Your Firewall Rule / DNAT is not matching the incoming Traffic, we are seeing in the packet capture. 

Thanks, but the source ports for those services ARE 1:65535.

Then how, in the previous version (18.5.4) was it correctly matching?

Incidentally, when I set source networks to WAN / ANY rather than providing the only IPs I want to access that service, the forward works.

I do not know.
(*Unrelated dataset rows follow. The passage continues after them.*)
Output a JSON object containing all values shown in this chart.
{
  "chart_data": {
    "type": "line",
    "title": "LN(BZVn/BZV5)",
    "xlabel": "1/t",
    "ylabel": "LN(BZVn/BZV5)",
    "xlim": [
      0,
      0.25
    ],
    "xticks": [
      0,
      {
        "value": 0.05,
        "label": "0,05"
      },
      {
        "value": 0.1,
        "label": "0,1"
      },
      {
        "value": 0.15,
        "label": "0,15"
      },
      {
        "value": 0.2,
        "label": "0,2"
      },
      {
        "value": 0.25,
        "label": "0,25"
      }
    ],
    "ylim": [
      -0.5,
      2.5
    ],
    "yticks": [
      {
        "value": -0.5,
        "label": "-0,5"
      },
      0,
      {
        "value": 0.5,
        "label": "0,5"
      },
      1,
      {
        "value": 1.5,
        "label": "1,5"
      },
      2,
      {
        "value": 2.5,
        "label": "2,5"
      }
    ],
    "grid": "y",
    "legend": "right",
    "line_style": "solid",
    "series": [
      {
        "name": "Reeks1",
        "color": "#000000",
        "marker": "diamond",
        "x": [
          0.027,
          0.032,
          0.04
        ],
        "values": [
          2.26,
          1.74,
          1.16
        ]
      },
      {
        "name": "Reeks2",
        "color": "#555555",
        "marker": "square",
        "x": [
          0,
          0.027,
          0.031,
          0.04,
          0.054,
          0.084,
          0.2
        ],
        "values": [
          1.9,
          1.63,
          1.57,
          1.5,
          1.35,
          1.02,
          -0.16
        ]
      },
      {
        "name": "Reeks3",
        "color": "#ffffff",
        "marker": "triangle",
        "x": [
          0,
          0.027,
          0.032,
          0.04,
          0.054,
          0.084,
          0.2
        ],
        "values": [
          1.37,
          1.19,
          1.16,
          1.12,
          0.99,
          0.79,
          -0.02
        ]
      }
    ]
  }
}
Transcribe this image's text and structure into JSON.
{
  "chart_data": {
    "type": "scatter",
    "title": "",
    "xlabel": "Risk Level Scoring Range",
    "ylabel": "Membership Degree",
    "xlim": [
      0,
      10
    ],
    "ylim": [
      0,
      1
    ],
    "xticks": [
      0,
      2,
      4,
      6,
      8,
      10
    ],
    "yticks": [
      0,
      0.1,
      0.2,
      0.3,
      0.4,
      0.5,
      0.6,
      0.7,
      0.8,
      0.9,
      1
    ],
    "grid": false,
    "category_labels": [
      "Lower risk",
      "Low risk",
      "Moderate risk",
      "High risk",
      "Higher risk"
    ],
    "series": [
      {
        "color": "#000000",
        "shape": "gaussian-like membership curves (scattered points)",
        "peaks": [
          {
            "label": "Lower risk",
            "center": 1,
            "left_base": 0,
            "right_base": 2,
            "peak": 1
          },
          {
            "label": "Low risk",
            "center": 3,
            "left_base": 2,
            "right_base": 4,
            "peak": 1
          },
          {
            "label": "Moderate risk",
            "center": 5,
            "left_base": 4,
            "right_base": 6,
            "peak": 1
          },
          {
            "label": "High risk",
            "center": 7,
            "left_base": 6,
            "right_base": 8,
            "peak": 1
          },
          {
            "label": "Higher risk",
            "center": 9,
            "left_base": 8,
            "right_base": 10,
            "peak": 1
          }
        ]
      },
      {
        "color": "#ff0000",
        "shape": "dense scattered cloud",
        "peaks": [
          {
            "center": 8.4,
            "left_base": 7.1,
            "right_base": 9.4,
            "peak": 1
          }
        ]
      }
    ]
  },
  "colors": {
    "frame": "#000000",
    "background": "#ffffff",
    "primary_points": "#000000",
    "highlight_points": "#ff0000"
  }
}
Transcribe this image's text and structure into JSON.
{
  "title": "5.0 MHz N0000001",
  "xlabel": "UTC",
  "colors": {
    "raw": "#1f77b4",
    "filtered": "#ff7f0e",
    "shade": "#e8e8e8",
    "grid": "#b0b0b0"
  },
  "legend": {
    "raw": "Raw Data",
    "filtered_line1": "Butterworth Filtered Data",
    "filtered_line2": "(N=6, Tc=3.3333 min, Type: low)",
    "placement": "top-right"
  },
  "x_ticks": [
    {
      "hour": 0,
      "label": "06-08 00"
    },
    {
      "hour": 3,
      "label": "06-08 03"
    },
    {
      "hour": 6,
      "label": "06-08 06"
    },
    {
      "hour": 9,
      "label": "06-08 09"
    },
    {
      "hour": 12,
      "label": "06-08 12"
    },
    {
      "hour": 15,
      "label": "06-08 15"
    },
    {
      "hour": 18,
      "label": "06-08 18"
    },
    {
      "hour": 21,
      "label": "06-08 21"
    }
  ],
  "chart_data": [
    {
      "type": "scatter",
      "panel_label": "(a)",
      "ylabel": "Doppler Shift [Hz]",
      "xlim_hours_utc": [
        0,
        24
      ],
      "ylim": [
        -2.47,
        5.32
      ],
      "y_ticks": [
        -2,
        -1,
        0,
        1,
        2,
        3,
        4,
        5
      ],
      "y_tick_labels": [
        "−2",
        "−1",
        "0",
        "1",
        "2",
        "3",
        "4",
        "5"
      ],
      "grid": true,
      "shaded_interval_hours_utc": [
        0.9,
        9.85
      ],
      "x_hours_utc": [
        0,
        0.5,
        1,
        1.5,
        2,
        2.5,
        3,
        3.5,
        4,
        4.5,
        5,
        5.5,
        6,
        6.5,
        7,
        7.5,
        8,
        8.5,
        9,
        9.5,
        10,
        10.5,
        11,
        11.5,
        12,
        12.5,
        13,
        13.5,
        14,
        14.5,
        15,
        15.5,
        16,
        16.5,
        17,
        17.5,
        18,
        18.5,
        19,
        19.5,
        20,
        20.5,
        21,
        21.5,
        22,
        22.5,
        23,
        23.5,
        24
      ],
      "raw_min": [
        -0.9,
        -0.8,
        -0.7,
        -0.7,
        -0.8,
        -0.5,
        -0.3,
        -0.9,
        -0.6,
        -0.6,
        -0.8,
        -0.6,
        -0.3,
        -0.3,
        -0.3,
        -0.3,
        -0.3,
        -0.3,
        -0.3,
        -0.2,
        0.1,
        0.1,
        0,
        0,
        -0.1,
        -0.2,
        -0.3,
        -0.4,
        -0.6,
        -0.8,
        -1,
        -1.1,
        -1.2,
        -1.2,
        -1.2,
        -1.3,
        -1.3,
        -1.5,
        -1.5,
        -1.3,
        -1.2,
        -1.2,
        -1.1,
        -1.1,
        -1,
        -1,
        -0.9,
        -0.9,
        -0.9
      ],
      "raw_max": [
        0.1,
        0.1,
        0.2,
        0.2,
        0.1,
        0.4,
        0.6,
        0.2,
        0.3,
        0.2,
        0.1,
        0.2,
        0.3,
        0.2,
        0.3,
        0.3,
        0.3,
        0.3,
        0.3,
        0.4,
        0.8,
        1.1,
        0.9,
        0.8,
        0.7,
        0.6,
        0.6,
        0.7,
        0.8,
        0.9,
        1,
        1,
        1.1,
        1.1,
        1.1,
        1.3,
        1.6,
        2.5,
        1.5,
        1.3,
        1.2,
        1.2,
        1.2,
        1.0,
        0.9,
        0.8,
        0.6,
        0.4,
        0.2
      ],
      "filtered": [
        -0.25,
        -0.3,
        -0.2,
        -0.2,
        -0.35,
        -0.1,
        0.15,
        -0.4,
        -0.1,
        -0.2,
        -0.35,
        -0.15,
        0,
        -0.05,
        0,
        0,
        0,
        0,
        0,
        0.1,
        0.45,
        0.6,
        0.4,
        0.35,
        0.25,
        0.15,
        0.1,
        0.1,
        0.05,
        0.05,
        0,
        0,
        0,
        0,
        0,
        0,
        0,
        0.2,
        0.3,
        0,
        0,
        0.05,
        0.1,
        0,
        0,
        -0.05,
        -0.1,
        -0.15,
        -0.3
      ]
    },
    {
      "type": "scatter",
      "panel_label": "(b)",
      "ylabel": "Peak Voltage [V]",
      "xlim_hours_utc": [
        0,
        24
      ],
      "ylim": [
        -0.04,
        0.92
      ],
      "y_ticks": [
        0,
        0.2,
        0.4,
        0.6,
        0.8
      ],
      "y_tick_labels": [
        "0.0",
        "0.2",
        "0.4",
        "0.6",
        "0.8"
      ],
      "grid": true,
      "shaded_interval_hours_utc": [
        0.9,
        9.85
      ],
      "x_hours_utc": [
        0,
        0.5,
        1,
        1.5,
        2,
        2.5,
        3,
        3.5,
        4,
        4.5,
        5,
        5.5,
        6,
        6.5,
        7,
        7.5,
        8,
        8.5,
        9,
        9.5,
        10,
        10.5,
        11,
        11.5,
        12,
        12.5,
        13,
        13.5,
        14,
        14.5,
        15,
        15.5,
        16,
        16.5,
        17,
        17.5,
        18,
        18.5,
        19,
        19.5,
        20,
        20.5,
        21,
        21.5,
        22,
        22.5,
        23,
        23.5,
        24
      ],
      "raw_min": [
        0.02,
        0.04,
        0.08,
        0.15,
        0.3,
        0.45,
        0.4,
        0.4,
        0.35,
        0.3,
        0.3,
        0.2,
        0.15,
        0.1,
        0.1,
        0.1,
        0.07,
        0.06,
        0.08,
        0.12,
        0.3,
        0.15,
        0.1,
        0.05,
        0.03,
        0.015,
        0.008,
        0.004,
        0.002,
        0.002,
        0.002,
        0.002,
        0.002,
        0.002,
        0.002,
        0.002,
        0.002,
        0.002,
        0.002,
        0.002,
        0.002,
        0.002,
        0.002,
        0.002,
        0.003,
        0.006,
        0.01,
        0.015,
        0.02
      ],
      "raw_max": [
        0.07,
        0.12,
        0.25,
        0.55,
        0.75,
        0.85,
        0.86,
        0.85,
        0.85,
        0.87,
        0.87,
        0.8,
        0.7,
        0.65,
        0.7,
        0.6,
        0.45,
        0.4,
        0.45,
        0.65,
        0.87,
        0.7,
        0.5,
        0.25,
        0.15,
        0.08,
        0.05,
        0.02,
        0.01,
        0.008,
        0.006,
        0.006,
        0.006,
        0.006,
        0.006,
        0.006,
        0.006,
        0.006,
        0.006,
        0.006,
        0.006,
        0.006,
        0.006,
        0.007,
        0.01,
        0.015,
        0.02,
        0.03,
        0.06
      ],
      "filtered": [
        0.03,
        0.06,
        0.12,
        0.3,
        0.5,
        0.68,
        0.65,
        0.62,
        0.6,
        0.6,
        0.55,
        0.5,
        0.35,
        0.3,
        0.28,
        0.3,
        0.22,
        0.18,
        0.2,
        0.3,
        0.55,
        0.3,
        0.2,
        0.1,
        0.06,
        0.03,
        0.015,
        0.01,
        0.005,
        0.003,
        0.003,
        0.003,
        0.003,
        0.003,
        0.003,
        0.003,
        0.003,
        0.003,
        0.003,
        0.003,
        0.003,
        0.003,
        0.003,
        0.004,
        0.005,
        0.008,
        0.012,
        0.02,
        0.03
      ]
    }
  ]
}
But clearly you see in the dump a private IP. This means, the Device in front of the SFOS Appliance is doing NAT. 

This is true.  Since this is a home lab, the home modem router NATs the ISP's IP to a 192, and the XG NATs between that and my home (10.x) network.  I know double NATing can be a little sticky, but it's not been an issue before.    Worth it to raise with support?

Home Appliance do not cover support.

If you do the downgrade to V18. How does the traffic look like? 

v18 allows traffic to flow even through a double NAT.  The same rules as shown here work fine. If I can downgrade, I'll post capture results for 18 MR4.

All,

To follow up on this, it's definitely a change in how the XG handles double NATed traffic.  v18.5.4 works well with the shown rules and translates correctly.  v19 seems to misunderstand double NATed traffic when it's forwarded from external to final internal addresses, and the NAT rule drops it with a local ACL violation.  While double NATing (hopefully) doesn't show up much in corporate environments, it would be more common in a home environment.  Solution here was to set my modem to bridge mode, thus removing one NAT layer.  Some ISPs may not allow this, so it could be problematic for some.